Macrocryogelglobulinemia; Report Of A Case With Unusual Spontaneous Recovery
American Journal of Medicine 38: March 1965; 462-469
View Original Source →Abstract
A case of clinical Waldenström’s macroglobulinemia associated with cryogelglobulin of S20w9.8 is described, and the clinical and laboratory features of the macroglobulinemias commented on. The presence of a defect in renal concentrating ability corresponding to the degree of serum viscosity is reported. There was complete spontaneous remission.
Case Details
Personal Characteristics
57-year-old negro man, well-nourished, muscular
Clinical Characteristics
Disorientation, confusion, anterior chest pain, dyspnea on exertion, dizziness, blurred vision, bleeding gums, hemoptysis, impotency, mild weakness, syncopal episode with cardiovascular collapse, stuporous, maculopapular, seborrheic rash, dilated and reactive pupils, conjunctival hemorrhages, optic fundi demonstrated fresh flame-shaped hemorrhages with venous engorgement and beading and a few small, soft exudates, lymph nodes palpated in the left posterior cervical area, accentuation of the second sound with physiologic splitting in the pulmonic area, systolic ejection murmur, prominent venous pattern, slight abdominal distention, smooth liver edge, splenic tip, impairment of memory, judgment and mentation, confusion, poor orientation
Remission Characteristics
Mental symptoms subsided, gingival bleeding stopped, no evidence of cardiovascular, hematological or neurological disease, optic fundi demonstrated almost complete regression of the initial lesions
Treatment & Mechanisms
Proposed Remission Mechanisms
Not discussed
Clinical Treatment
Bed rest, fluid and caloric supplements, oral administration of 300 milligrams of ferrous sulfate daily, plasmapheresis
Additional Notes
The patient had a complete spontaneous remission.
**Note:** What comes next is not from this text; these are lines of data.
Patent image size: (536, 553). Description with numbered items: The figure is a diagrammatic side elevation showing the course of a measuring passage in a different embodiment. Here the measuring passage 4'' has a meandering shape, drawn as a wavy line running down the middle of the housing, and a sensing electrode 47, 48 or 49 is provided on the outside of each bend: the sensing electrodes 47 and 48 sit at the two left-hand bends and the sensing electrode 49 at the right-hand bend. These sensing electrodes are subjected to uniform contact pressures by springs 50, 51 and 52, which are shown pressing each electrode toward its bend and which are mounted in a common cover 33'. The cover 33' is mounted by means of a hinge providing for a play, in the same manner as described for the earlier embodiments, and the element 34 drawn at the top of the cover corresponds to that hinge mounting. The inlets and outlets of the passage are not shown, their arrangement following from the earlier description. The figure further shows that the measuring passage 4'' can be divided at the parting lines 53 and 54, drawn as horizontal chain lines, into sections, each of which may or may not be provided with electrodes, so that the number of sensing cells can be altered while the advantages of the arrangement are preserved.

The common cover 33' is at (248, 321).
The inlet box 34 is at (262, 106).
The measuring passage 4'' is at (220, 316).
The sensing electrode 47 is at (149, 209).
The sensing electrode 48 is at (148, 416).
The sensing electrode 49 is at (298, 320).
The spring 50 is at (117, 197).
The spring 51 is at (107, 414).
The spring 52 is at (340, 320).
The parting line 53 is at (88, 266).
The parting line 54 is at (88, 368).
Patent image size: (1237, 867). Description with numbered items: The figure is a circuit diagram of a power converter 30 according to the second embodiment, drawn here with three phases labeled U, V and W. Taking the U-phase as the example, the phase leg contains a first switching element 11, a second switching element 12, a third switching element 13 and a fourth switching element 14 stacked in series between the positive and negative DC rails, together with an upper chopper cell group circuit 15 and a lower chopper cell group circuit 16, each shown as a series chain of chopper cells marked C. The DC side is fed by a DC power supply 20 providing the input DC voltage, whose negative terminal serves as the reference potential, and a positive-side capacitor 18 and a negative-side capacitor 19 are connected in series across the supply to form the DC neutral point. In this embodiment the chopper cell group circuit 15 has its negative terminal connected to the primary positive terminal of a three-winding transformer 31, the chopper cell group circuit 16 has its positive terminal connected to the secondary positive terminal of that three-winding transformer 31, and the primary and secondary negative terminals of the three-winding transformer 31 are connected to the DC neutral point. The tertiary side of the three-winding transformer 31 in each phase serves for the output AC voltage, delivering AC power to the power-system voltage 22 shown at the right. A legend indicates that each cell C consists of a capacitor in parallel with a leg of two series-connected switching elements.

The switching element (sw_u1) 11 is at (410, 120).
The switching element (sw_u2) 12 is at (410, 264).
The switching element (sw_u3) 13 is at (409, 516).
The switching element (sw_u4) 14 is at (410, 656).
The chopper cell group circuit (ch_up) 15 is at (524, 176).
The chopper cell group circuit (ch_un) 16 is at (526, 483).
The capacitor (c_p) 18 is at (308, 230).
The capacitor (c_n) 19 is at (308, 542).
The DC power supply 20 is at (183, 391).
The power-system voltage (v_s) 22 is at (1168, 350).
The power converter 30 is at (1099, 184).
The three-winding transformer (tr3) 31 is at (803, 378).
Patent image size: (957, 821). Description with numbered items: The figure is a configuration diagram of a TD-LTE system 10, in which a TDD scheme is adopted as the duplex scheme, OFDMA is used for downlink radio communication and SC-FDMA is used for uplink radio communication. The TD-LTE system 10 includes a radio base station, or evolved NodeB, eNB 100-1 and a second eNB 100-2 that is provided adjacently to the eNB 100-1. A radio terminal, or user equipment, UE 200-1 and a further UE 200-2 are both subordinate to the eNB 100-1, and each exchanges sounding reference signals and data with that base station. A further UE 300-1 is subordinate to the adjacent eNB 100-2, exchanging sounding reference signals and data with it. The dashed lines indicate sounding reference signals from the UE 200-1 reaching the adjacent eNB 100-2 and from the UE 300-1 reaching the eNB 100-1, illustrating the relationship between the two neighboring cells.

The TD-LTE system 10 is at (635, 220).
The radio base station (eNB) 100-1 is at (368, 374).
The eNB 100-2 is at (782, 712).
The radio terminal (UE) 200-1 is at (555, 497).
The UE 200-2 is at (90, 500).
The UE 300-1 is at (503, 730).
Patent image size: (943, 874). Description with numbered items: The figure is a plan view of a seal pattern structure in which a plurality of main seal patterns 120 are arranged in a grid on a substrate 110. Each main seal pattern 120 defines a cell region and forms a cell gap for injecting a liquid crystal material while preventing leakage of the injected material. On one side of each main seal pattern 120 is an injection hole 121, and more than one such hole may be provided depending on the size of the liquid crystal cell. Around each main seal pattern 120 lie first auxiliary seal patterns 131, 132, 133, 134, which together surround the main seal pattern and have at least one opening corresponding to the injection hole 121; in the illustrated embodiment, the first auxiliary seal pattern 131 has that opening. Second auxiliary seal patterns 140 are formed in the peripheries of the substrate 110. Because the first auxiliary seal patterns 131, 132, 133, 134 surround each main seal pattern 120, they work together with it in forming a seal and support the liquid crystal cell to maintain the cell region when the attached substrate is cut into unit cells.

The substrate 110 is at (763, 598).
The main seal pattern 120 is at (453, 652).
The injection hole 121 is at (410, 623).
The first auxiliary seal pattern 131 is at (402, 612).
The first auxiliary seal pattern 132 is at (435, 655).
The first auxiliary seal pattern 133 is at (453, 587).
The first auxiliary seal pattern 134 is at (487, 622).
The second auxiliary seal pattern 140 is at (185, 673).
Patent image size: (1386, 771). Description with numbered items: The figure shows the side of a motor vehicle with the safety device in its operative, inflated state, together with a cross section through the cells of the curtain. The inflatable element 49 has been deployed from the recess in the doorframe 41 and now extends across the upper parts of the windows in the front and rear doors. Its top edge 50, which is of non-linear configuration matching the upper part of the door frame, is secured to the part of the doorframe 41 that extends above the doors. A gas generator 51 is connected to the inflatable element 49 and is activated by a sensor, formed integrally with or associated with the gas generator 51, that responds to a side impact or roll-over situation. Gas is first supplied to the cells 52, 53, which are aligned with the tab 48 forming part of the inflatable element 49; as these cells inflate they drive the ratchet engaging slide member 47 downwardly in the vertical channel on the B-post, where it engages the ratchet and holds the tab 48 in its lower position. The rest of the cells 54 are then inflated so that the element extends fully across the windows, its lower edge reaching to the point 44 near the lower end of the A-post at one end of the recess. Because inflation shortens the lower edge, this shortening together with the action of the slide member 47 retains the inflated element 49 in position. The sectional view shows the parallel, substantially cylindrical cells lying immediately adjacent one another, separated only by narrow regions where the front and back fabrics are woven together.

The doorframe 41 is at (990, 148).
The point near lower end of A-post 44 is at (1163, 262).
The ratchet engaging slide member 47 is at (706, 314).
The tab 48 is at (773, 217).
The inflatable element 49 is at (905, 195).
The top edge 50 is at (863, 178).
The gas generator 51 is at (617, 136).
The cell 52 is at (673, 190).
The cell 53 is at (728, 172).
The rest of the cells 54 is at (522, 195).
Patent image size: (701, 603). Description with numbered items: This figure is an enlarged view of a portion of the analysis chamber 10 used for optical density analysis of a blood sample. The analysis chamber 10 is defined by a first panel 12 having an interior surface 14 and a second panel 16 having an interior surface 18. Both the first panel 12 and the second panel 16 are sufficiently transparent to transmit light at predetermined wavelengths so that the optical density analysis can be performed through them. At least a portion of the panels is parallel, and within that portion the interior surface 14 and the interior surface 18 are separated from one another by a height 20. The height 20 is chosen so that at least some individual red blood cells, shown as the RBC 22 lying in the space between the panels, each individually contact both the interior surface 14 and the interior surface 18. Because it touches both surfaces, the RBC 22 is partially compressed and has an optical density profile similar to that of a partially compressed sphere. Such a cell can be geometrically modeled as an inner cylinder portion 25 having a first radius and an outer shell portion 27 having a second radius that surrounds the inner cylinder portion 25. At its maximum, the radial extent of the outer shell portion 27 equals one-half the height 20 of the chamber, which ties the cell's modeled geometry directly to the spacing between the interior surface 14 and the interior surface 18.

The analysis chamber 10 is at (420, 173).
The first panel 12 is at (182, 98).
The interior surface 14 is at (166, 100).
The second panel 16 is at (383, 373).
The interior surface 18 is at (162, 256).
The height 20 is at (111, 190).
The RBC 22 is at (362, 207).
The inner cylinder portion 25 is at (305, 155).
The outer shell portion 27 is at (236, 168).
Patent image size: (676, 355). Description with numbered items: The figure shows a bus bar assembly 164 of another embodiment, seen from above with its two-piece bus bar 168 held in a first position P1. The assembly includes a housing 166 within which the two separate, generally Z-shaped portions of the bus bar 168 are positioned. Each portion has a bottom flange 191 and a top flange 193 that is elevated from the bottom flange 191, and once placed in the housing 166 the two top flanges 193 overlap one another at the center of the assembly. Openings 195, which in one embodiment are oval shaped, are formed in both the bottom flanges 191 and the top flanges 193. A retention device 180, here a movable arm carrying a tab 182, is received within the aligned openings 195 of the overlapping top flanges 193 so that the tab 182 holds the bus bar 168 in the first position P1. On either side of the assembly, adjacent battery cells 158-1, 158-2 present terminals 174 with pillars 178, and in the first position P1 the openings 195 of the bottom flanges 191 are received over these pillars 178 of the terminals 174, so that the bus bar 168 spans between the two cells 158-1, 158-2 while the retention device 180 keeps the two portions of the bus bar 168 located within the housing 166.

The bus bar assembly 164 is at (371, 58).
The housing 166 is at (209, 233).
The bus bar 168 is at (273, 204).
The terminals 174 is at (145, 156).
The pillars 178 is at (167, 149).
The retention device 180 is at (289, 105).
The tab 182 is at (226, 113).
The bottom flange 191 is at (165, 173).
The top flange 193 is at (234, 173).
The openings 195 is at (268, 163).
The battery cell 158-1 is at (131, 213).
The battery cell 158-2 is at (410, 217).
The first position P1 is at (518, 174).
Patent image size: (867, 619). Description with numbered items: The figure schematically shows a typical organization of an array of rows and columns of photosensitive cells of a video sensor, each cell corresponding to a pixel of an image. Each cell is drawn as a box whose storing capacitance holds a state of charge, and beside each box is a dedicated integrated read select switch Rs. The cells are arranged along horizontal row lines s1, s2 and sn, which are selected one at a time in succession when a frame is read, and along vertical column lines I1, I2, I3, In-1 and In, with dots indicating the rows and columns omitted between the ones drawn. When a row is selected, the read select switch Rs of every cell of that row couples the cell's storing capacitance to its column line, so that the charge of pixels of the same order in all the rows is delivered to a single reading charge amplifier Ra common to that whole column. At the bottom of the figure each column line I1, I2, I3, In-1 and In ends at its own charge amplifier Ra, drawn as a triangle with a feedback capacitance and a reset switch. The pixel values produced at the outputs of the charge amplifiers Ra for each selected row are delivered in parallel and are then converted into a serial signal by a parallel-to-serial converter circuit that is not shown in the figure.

The patient was asymptomatic with no physical abnormalities, although still lethargic at the time of transfer to a lodging home. The patient returned to the medical clinic with complaints of low back pain which developed after he had done heavy lifting three weeks previously. On readmission the patient was lethargic, slightly confused and mentally dull, but oriented and well-maintained. The patients clinical course following the second admission was unremarkable. The back pain responded to symptomatic therapy. He was asymptomatic except for lethargy and mental dullness and was discharged to a medical clinic. Re-examination revealed no abnormalities and protein studies were completely normal.